The novel is about a futuristic United States, called the “Republic of Gilead,” where women’s rights no longer exist. The totalitarian government took power in a coup d’état and rule in a Big Brother-like fashion.
York explains the moment that the lead character loses her whole life overnight caught her attention.
“It had such a ring of truth, specifically that moment, that instantaneous ripping away of the rights of women. The shock of it stayed with me for a very long time and so I’ve always really wanted to work on this material.”
When it came to adapting the book to dance, York found, it was possible to translate all the action in the story into movement.
But she also admits there were some difficulties.
“I felt conflicting pressures within me to be true to the novel and also at the same time, my intention was not to terrify audiences – so I felt that I was treading a line as it is a very, very scary novel.”
She said she know there would be children in the audience.
“I wanted it to be abstracted enough that they could bring their children to it without it feeling too upsetting for them.”
Other challenging elements, according to York, were the inner thoughts of Offred, one of the protagonists in the novel.
York got some help from Atwood.
Jane Puchniak, public relations coordinator for Royal Winnipeg Ballet, says that York was in contact with the author during the creative process through email, but the ballet adaptation was entirely the creation of the choreographer.

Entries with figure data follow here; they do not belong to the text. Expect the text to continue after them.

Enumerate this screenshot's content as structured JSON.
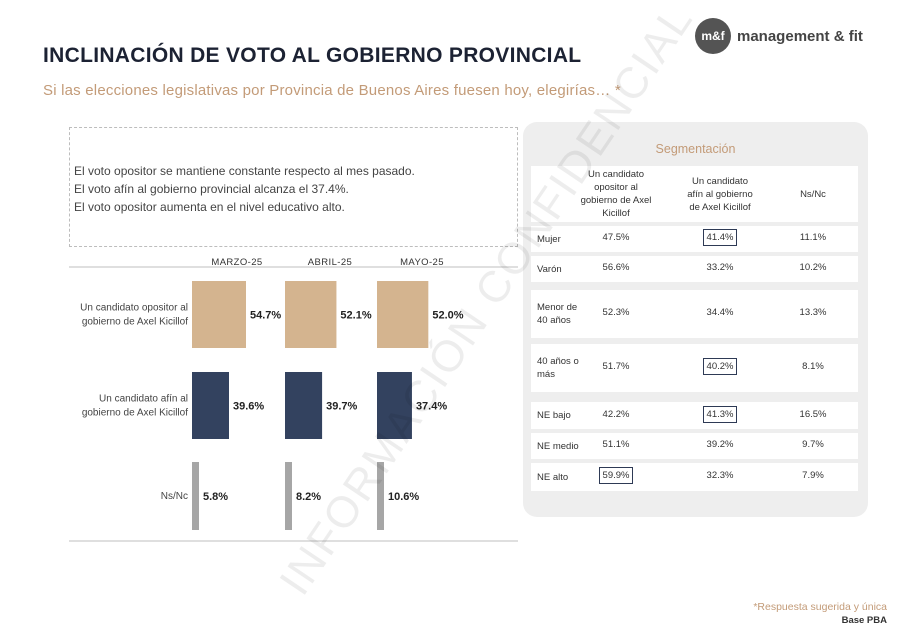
{
  "header": {
    "title": "INCLINACIÓN DE VOTO AL GOBIERNO PROVINCIAL",
    "subtitle": "Si las elecciones legislativas por Provincia de Buenos Aires fuesen hoy, elegirías… *",
    "logo_mark": "m&f",
    "logo_text": "management & fit"
  },
  "watermark": "INFORMACIÓN CONFIDENCIAL",
  "notes": [
    "El voto opositor se mantiene constante respecto al mes pasado.",
    "El voto afín al gobierno provincial alcanza el 37.4%.",
    "El voto opositor aumenta en el nivel educativo alto."
  ],
  "colors": {
    "opositor": "#d4b48f",
    "afin": "#33425f",
    "nsnc": "#a6a6a6",
    "accent": "#c39b78",
    "title": "#1c2233"
  },
  "chart_data": {
    "type": "bar",
    "orientation": "horizontal",
    "periods": [
      "MARZO-25",
      "ABRIL-25",
      "MAYO-25"
    ],
    "categories": [
      "Un candidato opositor al gobierno de Axel Kicillof",
      "Un candidato afín al gobierno de Axel Kicillof",
      "Ns/Nc"
    ],
    "category_lines": [
      [
        "Un candidato opositor al",
        "gobierno de Axel Kicillof"
      ],
      [
        "Un candidato afín al",
        "gobierno de Axel Kicillof"
      ],
      [
        "Ns/Nc"
      ]
    ],
    "values": [
      [
        54.7,
        52.1,
        52.0
      ],
      [
        39.6,
        39.7,
        37.4
      ],
      [
        5.8,
        8.2,
        10.6
      ]
    ],
    "value_labels": [
      [
        "54.7%",
        "52.1%",
        "52.0%"
      ],
      [
        "39.6%",
        "39.7%",
        "37.4%"
      ],
      [
        "5.8%",
        "8.2%",
        "10.6%"
      ]
    ]
  },
  "segmentation": {
    "title": "Segmentación",
    "columns": [
      [
        "Un candidato",
        "opositor al",
        "gobierno de Axel",
        "Kicillof"
      ],
      [
        "Un candidato",
        "afín al gobierno",
        "de Axel Kicillof"
      ],
      [
        "Ns/Nc"
      ]
    ],
    "rows": [
      {
        "label": [
          "Mujer"
        ],
        "values": [
          "47.5%",
          "41.4%",
          "11.1%"
        ],
        "boxed": 1
      },
      {
        "label": [
          "Varón"
        ],
        "values": [
          "56.6%",
          "33.2%",
          "10.2%"
        ],
        "boxed": -1
      },
      {
        "label": [
          "Menor de",
          "40 años"
        ],
        "values": [
          "52.3%",
          "34.4%",
          "13.3%"
        ],
        "boxed": -1
      },
      {
        "label": [
          "40 años o",
          "más"
        ],
        "values": [
          "51.7%",
          "40.2%",
          "8.1%"
        ],
        "boxed": 1
      },
      {
        "label": [
          "NE bajo"
        ],
        "values": [
          "42.2%",
          "41.3%",
          "16.5%"
        ],
        "boxed": 1
      },
      {
        "label": [
          "NE medio"
        ],
        "values": [
          "51.1%",
          "39.2%",
          "9.7%"
        ],
        "boxed": -1
      },
      {
        "label": [
          "NE alto"
        ],
        "values": [
          "59.9%",
          "32.3%",
          "7.9%"
        ],
        "boxed": 0
      }
    ]
  },
  "footer": {
    "note": "*Respuesta sugerida y única",
    "base": "Base PBA"
  }
}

The Handmaid’s Tale is not Atwood’s first novel to be artistically adapted, but it is the first to be danced. In 2004, the famous story was also made into an opera by the Canadian Opera Company. In 2007, the NAC collaborated with Britain’s Royal Shakespeare Company to present the play, The Penelopiad
Norma Sue Fisher-Stitt, a professor at York University’s dance department, says it’s common for ballets to be inspired by literature. She gives the example of Shakespeare’s Romeo and Juliet and the Grimm Brothers’ Cinderella.
She explains that dance is a great way to tell emotional stories because “you certainly can get an immediate feel for the emotions that underline the relationships and see that in a very physical form.”
Cathy Levy, the NAC’s executive director of dance, writes in the official house program for the show that York’s adaptation is “fascinating” and “bold.”